My legs give out and I crash to the floor, hands and knees scraped raw on the rough stone. I push back to my feet, only to stumble and fall again.
Hands grab me from behind, lifting me as if I weigh nothing. “Let me go,” I shout.
“Let me go. Let me go. Let me go,” the guards all say at once, as they close in around me, their mocking tone a complete contradiction to their blank expressions.
“Stop. It. Gods. Dammit.” I slap and elbow and shove at the figures surrounding me, but it’s no use. They just keep pushing and pulling and grabbing me. A male with pale blue eyes steps into my line of vision.
“Who are you?” he asks.
Then another fae, this one female with pink eyes, repeats, “Who are you?”
The others chime in like some horrific chorus, “Who are you? Who are you? Who are you?”
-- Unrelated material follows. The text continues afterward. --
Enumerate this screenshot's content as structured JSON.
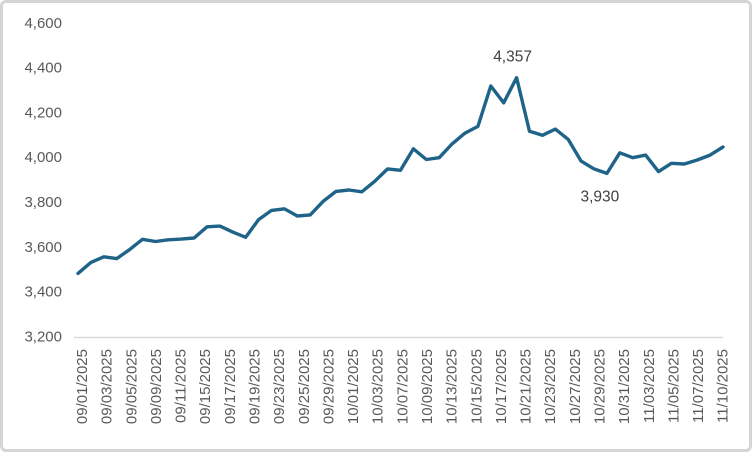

“Please, stop,” I beg, the sound pitiful even to my own ears. I squeeze my eyes shut and concentrate on the buzz of power within me and push it out with all my might. “Go away.”
It’s no use.
A hundred hands tug and shove at me, flipping me over so I’m facing another female guard, her bright pink eyes as terrifying as they are beautiful. “Answer me, child. Who are you? Where did you acquire this power?”
I shake my head. “I… I don’t understand.”